I recalled the phrase that I had recently read- ‘You can’t pour from an empty cup’, which means that I cannot give goodness to others if my cup is empty. I smiled to myself as I had solved the mystery of the crappy tasting dinner.I had put myself at the end of the giving chain, and after days of giving, giving and no receiving, I felt spiteful and irritated. In my not so happy state of mind, I am pretty sure that I did not spread the goodness that I intended to do.
I cannot teach kids to be ‘kind and gracious’ when I am like a bomb ready to explode! And I cannot make great food, when I am hungry and bitter!
So, it was time for me to refill my empty cup. In order to do so, I needed to devote time for activities that feed my passion and interest. It meant for me to read and write, go for my fitness schedule, and to get a good night sleep. If I do these I am a happy camper, and ready to spread the sunshine.
Investing in self care does not come easy to me, as I often succumb to the pressures of what a woman ought to do to nurture the family. The roots of putting my needs at the bottom go deep into my formative years. I remember being taught in school and beyond to always respect others. The following phrases are ingrained in my mind-
“Say Thank You.”
“Selfish is bad.”
These phrases define good character values that I was taught and expected to imbibe to become a fine lady (which I suppose I am now). All these values were focused on ‘respect for others’, but none that taught me to respect my own needs.
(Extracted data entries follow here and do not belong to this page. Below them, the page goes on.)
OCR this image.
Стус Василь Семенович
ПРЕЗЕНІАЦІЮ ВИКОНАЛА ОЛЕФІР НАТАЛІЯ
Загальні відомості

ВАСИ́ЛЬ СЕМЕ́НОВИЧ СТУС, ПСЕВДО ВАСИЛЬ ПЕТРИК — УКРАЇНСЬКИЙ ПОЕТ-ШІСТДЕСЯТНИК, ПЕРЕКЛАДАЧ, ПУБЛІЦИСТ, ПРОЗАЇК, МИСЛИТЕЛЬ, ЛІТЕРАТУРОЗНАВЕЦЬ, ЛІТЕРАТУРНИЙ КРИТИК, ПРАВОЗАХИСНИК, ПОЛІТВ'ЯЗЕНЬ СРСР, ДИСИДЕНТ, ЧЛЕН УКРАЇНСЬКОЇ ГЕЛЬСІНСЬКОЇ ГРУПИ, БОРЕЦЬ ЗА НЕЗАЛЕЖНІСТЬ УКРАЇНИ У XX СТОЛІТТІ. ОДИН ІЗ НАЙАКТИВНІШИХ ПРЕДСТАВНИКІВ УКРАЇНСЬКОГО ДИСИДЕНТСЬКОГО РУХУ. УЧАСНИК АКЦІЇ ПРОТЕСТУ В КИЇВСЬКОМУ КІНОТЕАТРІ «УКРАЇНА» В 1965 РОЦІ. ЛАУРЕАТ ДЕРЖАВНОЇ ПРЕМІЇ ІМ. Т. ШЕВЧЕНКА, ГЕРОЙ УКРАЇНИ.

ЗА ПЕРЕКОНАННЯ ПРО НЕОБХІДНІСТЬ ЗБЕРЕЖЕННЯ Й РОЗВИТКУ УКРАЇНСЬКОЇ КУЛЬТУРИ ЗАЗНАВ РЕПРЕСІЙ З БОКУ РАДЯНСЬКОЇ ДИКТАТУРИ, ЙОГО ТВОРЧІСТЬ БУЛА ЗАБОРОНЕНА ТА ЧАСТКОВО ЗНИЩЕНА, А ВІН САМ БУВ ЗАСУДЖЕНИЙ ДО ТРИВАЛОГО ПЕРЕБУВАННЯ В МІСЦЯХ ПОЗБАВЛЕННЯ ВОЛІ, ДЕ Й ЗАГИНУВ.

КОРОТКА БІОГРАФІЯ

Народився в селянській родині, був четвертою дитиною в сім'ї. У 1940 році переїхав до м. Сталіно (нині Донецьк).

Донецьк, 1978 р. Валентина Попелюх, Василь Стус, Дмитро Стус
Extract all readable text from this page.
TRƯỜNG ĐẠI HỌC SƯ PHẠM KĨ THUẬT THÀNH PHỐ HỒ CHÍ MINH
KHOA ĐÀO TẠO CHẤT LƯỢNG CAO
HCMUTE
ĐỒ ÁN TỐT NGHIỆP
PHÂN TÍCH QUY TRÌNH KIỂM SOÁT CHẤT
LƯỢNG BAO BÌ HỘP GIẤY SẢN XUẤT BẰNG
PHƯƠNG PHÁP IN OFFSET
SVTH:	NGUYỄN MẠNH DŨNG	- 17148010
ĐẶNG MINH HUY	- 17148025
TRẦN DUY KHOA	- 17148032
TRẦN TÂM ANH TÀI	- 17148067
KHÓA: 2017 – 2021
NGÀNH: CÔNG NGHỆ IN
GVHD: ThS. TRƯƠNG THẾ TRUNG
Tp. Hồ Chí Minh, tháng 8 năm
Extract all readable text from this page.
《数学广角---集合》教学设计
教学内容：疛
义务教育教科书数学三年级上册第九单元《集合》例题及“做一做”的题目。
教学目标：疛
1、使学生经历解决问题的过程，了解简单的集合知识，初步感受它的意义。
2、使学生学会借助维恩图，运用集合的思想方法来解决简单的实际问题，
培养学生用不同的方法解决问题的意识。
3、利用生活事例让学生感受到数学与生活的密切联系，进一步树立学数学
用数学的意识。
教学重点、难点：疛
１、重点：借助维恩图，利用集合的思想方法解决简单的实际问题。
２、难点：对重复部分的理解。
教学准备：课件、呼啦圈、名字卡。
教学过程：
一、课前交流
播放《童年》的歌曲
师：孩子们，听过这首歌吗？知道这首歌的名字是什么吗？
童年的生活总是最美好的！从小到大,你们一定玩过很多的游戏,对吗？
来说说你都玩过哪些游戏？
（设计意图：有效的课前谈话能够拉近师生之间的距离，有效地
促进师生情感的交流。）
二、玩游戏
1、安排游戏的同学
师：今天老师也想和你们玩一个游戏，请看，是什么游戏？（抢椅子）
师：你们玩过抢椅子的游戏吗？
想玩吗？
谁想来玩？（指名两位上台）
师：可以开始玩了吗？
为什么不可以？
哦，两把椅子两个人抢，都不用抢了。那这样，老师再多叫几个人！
These good values indeed helped me to get socially accepted, but at this stage of my life I realize the importance of ‘filling my own cup’ too. If this is being selfish, then selfish is not all that bad! My soul gets charged and I feel ready to give the goodness back, after some ‘me time’.
With this newly found knowledge, I inspire to become more conscious and not feel guilty to say “I am ready for a refill!”.
One thing I am still struggling with though is the means to pass on this wisdom to my kids. I do not want them to be self obsessed and be selfishly selfish, but at the same time I want them to recognize the importance to keep themselves in priority, and not feel guilty about it. I hope that they would learn this, like any other skill, by the power of observation.
So, do you believe in the concept of filling your cups, or not? I am interested to know the activities that keep you positive and charged.